Interessant ist, dass in 34 von 36 OECD-Staaten die Arbeitnehmer weniger stark zur Kasse gebeten werden als bei uns. Aber viele Politiker von SPD, Grünen und Linken halten eine hohe Belastung mit Steuern und Abgaben per se für gut. Was dabei gerne übersehen wird: Der Staat nimmt seit Jahrzehnten ständig mehr ein. Betrug das Aufkommen aller Steuern im Jahr 1998 noch 426 Milliarden Euro, so stieg es bis 2018 auf stolze 776 Milliarden. Das entspricht einem Zuwachs von insgesamt 82 Prozent oder jährlich von vier Prozent.

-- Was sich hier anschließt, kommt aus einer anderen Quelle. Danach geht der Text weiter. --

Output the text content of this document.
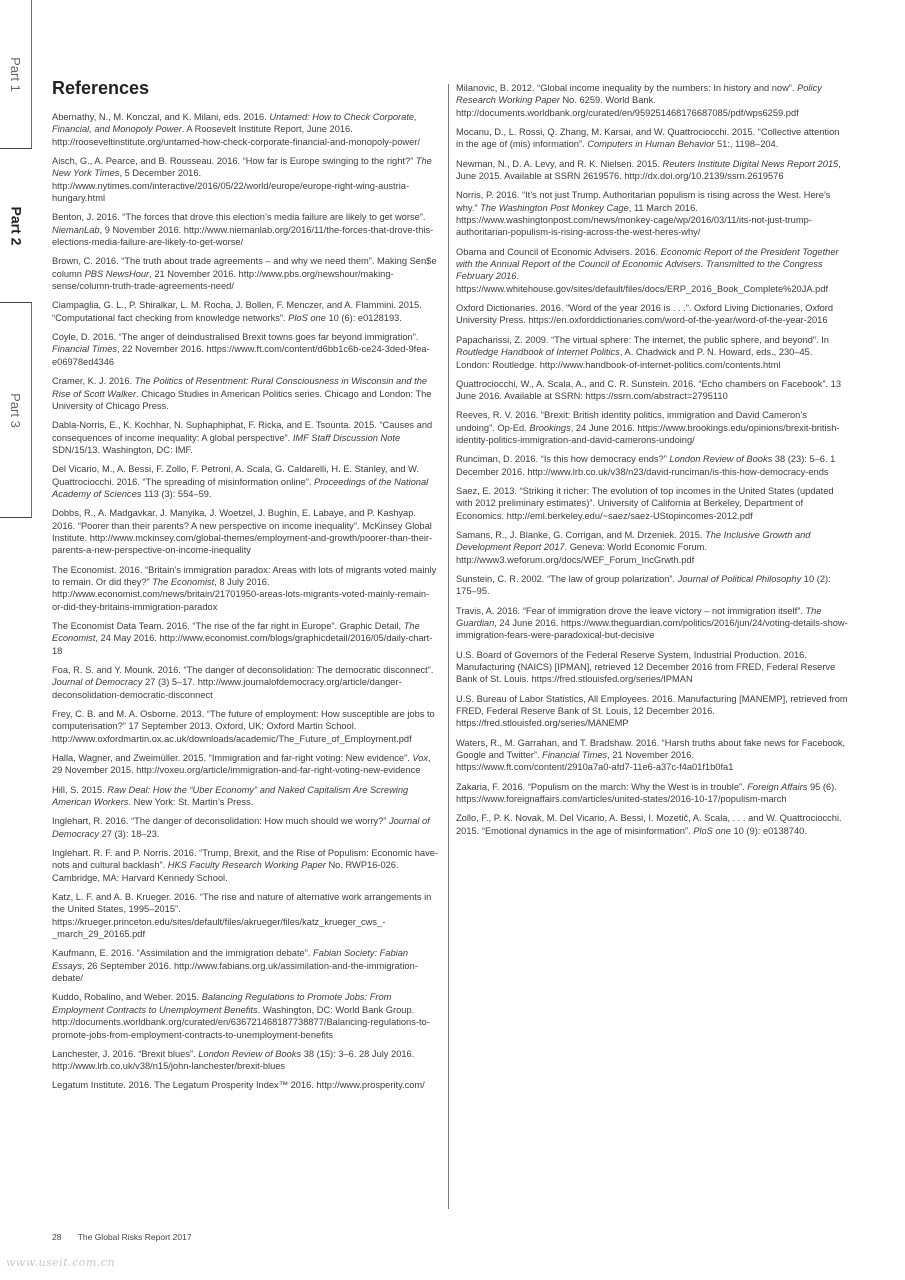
Part 1
Part 2
Part 3
References

Abernathy, N., M. Konczal, and K. Milani, eds. 2016. Untamed: How to Check Corporate, Financial, and Monopoly Power. A Roosevelt Institute Report, June 2016. http://rooseveltinstitute.org/untamed-how-check-corporate-financial-and-monopoly-power/

Aisch, G., A. Pearce, and B. Rousseau. 2016. “How far is Europe swinging to the right?” The New York Times, 5 December 2016. http://www.nytimes.com/interactive/2016/05/22/world/europe/europe-right-wing-austria-hungary.html

Benton, J. 2016. “The forces that drove this election’s media failure are likely to get worse”. NiemanLab, 9 November 2016. http://www.niemanlab.org/2016/11/the-forces-that-drove-this-elections-media-failure-are-likely-to-get-worse/

Brown, C. 2016. “The truth about trade agreements – and why we need them”. Making Sen$e column PBS NewsHour, 21 November 2016. http://www.pbs.org/newshour/making-sense/column-truth-trade-agreements-need/

Ciampaglia, G. L., P. Shiralkar, L. M. Rocha, J. Bollen, F. Menczer, and A. Flammini. 2015. “Computational fact checking from knowledge networks”. PloS one 10 (6): e0128193.

Coyle, D. 2016. “The anger of deindustralised Brexit towns goes far beyond immigration”. Financial Times, 22 November 2016. https://www.ft.com/content/d6bb1c6b-ce24-3ded-9fea-e06978ed4346

Cramer, K. J. 2016. The Politics of Resentment: Rural Consciousness in Wisconsin and the Rise of Scott Walker. Chicago Studies in American Politics series. Chicago and London: The University of Chicago Press.

Dabla-Norris, E., K. Kochhar, N. Suphaphiphat, F. Ricka, and E. Tsounta. 2015. “Causes and consequences of income inequality: A global perspective”. IMF Staff Discussion Note SDN/15/13. Washington, DC: IMF.

Del Vicario, M., A. Bessi, F. Zollo, F. Petroni, A. Scala, G. Caldarelli, H. E. Stanley, and W. Quattrociocchi. 2016. “The spreading of misinformation online”. Proceedings of the National Academy of Sciences 113 (3): 554–59.

Dobbs, R., A. Madgavkar, J. Manyika, J. Woetzel, J. Bughin, E. Labaye, and P. Kashyap. 2016. “Poorer than their parents? A new perspective on income inequality”. McKinsey Global Institute. http://www.mckinsey.com/global-themes/employment-and-growth/poorer-than-their-parents-a-new-perspective-on-income-inequality

The Economist. 2016. “Britain’s immigration paradox: Areas with lots of migrants voted mainly to remain. Or did they?” The Economist, 8 July 2016. http://www.economist.com/news/britain/21701950-areas-lots-migrants-voted-mainly-remain-or-did-they-britains-immigration-paradox

The Economist Data Team. 2016. “The rise of the far right in Europe”. Graphic Detail, The Economist, 24 May 2016. http://www.economist.com/blogs/graphicdetail/2016/05/daily-chart-18

Foa, R. S. and Y. Mounk. 2016. “The danger of deconsolidation: The democratic disconnect”. Journal of Democracy 27 (3) 5–17. http://www.journalofdemocracy.org/article/danger-deconsolidation-democratic-disconnect

Frey, C. B. and M. A. Osborne. 2013. “The future of employment: How susceptible are jobs to computerisation?” 17 September 2013. Oxford, UK: Oxford Martin School. http://www.oxfordmartin.ox.ac.uk/downloads/academic/The_Future_of_Employment.pdf

Halla, Wagner, and Zweimüller. 2015. “Immigration and far-right voting: New evidence”. Vox, 29 November 2015. http://voxeu.org/article/immigration-and-far-right-voting-new-evidence

Hill, S. 2015. Raw Deal: How the “Uber Economy” and Naked Capitalism Are Screwing American Workers. New York: St. Martin’s Press.

Inglehart, R. 2016. “The danger of deconsolidation: How much should we worry?” Journal of Democracy 27 (3): 18–23.

Inglehart. R. F. and P. Norris. 2016. “Trump, Brexit, and the Rise of Populism: Economic have-nots and cultural backlash”. HKS Faculty Research Working Paper No. RWP16-026. Cambridge, MA: Harvard Kennedy School.

Katz, L. F. and A. B. Krueger. 2016. “The rise and nature of alternative work arrangements in the United States, 1995–2015”. https://krueger.princeton.edu/sites/default/files/akrueger/files/katz_krueger_cws_-_march_29_20165.pdf

Kaufmann, E. 2016. “Assimilation and the immigration debate”. Fabian Society: Fabian Essays, 26 September 2016. http://www.fabians.org.uk/assimilation-and-the-immigration-debate/

Kuddo, Robalino, and Weber. 2015. Balancing Regulations to Promote Jobs: From Employment Contracts to Unemployment Benefits. Washington, DC: World Bank Group. http://documents.worldbank.org/curated/en/636721468187738877/Balancing-regulations-to-promote-jobs-from-employment-contracts-to-unemployment-benefits

Lanchester, J. 2016. “Brexit blues”. London Review of Books 38 (15): 3–6. 28 July 2016. http://www.lrb.co.uk/v38/n15/john-lanchester/brexit-blues

Legatum Institute. 2016. The Legatum Prosperity Index™ 2016. http://www.prosperity.com/

Milanovic, B. 2012. “Global income inequality by the numbers: In history and now”. Policy Research Working Paper No. 6259. World Bank. http://documents.worldbank.org/curated/en/959251468176687085/pdf/wps6259.pdf

Mocanu, D., L. Rossi, Q. Zhang, M. Karsai, and W. Quattrociocchi. 2015. “Collective attention in the age of (mis) information”. Computers in Human Behavior 51:, 1198–204.

Newman, N., D. A. Levy, and R. K. Nielsen. 2015. Reuters Institute Digital News Report 2015, June 2015. Available at SSRN 2619576. http://dx.doi.org/10.2139/ssrn.2619576

Norris, P. 2016. “It’s not just Trump. Authoritarian populism is rising across the West. Here’s why.” The Washington Post Monkey Cage, 11 March 2016. https://www.washingtonpost.com/news/monkey-cage/wp/2016/03/11/its-not-just-trump-authoritarian-populism-is-rising-across-the-west-heres-why/

Obama and Council of Economic Advisers. 2016. Economic Report of the President Together with the Annual Report of the Council of Economic Advisers. Transmitted to the Congress February 2016. https://www.whitehouse.gov/sites/default/files/docs/ERP_2016_Book_Complete%20JA.pdf

Oxford Dictionaries. 2016. “Word of the year 2016 is . . .”. Oxford Living Dictionaries, Oxford University Press. https://en.oxforddictionaries.com/word-of-the-year/word-of-the-year-2016

Papacharissi, Z. 2009. “The virtual sphere: The internet, the public sphere, and beyond”. In Routledge Handbook of Internet Politics, A. Chadwick and P. N. Howard, eds., 230–45. London: Routledge. http://www.handbook-of-internet-politics.com/contents.html

Quattrociocchi, W., A. Scala, A., and C. R. Sunstein. 2016. “Echo chambers on Facebook”. 13 June 2016. Available at SSRN: https://ssrn.com/abstract=2795110

Reeves, R. V. 2016. “Brexit: British identity politics, immigration and David Cameron’s undoing”. Op-Ed. Brookings, 24 June 2016. https://www.brookings.edu/opinions/brexit-british-identity-politics-immigration-and-david-camerons-undoing/

Runciman, D. 2016. “Is this how democracy ends?” London Review of Books 38 (23): 5–6. 1 December 2016. http://www.lrb.co.uk/v38/n23/david-runciman/is-this-how-democracy-ends

Saez, E. 2013. “Striking it richer: The evolution of top incomes in the United States (updated with 2012 preliminary estimates)”. University of California at Berkeley, Department of Economics. http://eml.berkeley.edu/~saez/saez-UStopincomes-2012.pdf

Samans, R., J. Blanke, G. Corrigan, and M. Drzeniek. 2015. The Inclusive Growth and Development Report 2017. Geneva: World Economic Forum. http://www3.weforum.org/docs/WEF_Forum_IncGrwth.pdf

Sunstein, C. R. 2002. “The law of group polarization”. Journal of Political Philosophy 10 (2): 175–95.

Travis, A. 2016. “Fear of immigration drove the leave victory – not immigration itself”. The Guardian, 24 June 2016. https://www.theguardian.com/politics/2016/jun/24/voting-details-show-immigration-fears-were-paradoxical-but-decisive

U.S. Board of Governors of the Federal Reserve System, Industrial Production. 2016. Manufacturing (NAICS) [IPMAN], retrieved 12 December 2016 from FRED, Federal Reserve Bank of St. Louis. https://fred.stlouisfed.org/series/IPMAN

U.S. Bureau of Labor Statistics, All Employees. 2016. Manufacturing [MANEMP], retrieved from FRED, Federal Reserve Bank of St. Louis, 12 December 2016. https://fred.stlouisfed.org/series/MANEMP

Waters, R., M. Garrahan, and T. Bradshaw. 2016. “Harsh truths about fake news for Facebook, Google and Twitter”. Financial Times, 21 November 2016. https://www.ft.com/content/2910a7a0-afd7-11e6-a37c-f4a01f1b0fa1

Zakaria, F. 2016. “Populism on the march: Why the West is in trouble”. Foreign Affairs 95 (6). https://www.foreignaffairs.com/articles/united-states/2016-10-17/populism-march

Zollo, F., P. K. Novak, M. Del Vicario, A. Bessi, I. Mozetič, A. Scala, . . . and W. Quattrociocchi. 2015. “Emotional dynamics in the age of misinformation”. PloS one 10 (9): e0138740.

28 The Global Risks Report 2017
www.useit.com.cn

Das bedeutet, dass der Staat selbst nach Abzug der Inflationsrate im Durchschnitt real Jahr für Jahr mehr eingenommen hat. Gleichwohl haben bestimmte politische Lager Jahr für Jahr gejammert, das Geld reiche vorn und hinten nicht.

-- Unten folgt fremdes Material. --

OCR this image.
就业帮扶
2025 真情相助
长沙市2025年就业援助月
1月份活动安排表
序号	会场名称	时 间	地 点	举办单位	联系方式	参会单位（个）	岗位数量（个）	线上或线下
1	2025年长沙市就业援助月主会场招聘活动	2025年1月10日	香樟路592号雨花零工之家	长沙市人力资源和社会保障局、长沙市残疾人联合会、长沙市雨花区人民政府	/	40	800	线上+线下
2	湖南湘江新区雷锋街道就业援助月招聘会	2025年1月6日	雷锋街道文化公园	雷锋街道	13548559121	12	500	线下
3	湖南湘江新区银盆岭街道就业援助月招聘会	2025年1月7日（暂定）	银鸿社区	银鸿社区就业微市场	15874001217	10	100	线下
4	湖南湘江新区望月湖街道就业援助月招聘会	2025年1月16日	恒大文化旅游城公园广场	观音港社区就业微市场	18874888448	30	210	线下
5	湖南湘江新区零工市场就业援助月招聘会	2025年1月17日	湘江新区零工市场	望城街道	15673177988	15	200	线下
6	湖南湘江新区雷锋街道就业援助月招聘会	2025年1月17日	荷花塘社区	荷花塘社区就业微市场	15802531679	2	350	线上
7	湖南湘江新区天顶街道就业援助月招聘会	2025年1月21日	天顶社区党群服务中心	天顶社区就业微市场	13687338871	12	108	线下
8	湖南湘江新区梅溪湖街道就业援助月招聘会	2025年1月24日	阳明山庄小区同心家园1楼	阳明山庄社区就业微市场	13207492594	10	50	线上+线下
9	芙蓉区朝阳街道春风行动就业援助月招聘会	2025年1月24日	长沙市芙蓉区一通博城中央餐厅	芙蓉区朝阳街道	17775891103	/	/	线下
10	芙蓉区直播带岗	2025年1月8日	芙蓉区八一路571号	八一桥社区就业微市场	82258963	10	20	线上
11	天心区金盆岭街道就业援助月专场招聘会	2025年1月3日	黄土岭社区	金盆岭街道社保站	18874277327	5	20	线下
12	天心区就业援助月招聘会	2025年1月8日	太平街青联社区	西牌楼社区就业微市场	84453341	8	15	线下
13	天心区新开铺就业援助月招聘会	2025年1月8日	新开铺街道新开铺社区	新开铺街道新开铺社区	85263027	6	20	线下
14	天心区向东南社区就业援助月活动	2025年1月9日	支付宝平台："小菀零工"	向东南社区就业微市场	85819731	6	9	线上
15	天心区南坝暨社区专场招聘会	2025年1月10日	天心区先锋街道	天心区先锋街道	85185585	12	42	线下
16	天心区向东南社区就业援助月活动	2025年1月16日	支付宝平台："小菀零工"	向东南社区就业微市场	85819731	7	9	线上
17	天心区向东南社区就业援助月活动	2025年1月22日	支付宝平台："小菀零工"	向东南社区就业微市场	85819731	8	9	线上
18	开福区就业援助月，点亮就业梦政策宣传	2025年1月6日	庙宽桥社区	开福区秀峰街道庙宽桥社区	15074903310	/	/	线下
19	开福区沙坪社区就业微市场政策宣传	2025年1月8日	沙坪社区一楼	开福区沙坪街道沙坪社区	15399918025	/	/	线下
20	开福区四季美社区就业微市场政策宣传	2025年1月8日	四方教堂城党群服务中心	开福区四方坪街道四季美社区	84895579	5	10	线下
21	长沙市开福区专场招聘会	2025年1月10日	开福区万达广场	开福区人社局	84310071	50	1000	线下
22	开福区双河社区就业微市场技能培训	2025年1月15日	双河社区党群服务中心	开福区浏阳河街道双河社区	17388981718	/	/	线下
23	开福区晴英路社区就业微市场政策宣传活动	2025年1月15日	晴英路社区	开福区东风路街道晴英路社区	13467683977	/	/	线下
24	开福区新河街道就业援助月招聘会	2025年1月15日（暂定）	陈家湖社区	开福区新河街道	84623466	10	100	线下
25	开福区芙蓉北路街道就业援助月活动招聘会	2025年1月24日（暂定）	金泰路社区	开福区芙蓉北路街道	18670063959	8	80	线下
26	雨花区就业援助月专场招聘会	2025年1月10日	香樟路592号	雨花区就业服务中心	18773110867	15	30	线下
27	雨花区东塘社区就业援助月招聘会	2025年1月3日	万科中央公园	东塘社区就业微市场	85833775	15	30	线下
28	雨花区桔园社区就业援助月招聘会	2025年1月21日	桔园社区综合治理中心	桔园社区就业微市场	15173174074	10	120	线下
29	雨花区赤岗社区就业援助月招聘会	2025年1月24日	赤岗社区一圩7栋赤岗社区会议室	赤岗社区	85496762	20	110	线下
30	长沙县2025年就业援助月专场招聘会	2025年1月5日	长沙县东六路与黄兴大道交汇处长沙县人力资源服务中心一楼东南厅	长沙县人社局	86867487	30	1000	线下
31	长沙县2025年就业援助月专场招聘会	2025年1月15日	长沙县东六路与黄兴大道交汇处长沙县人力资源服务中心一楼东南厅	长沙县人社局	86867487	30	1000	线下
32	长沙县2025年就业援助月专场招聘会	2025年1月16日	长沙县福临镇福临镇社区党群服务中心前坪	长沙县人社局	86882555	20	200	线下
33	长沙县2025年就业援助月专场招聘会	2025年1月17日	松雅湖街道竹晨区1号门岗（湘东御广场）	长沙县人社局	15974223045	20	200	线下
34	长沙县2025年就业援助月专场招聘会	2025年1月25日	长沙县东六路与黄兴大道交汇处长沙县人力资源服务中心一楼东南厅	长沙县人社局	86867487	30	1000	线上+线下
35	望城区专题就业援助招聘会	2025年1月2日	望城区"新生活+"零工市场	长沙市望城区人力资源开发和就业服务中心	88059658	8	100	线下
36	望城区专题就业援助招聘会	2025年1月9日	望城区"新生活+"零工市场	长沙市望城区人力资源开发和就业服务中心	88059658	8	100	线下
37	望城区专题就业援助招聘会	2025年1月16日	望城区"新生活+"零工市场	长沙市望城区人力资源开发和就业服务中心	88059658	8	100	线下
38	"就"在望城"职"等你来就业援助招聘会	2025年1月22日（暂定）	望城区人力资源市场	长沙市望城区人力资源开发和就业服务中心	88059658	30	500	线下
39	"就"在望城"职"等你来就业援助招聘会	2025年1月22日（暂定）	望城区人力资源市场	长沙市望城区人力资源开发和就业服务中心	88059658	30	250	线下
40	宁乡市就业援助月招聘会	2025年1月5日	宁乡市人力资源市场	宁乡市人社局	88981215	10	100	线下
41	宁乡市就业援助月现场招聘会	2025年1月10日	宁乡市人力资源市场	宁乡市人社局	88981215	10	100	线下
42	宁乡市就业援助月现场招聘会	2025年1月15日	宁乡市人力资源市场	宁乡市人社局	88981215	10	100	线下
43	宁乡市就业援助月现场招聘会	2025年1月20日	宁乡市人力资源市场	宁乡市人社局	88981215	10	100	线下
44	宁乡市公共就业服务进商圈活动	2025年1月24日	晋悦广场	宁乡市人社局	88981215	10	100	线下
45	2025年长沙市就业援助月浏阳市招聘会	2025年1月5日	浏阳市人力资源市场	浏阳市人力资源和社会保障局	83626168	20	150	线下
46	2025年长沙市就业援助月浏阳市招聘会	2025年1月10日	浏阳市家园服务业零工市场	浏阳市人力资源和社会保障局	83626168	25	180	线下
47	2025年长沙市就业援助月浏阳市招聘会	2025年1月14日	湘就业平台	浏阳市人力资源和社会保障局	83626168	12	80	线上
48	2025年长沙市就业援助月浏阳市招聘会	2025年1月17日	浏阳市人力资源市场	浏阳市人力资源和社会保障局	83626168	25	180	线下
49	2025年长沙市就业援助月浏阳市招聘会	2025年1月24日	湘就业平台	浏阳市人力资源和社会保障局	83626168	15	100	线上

Der Steuerzahlergedenktag sollte zugleich ein Politiker-Nachdenktag sein. Der Staat ist – leider – keine Kuh, die im Himmel gefüttert wird, damit sie auf Erden kräftig gemolken werden kann. Mit anderen Worten: Die Politiker, die gerne als Volksbeglücker auftreten, können nur ausgeben, was sie dem Bürger vorher abgenommen haben. Und dass die Politik im Grund besser wisse, was für die „Sozialstaatsuntertanen“ gut sei, als diese selbst, ist ein Märchen – ein links-grünes Lügenmärchen, um genau zu sein.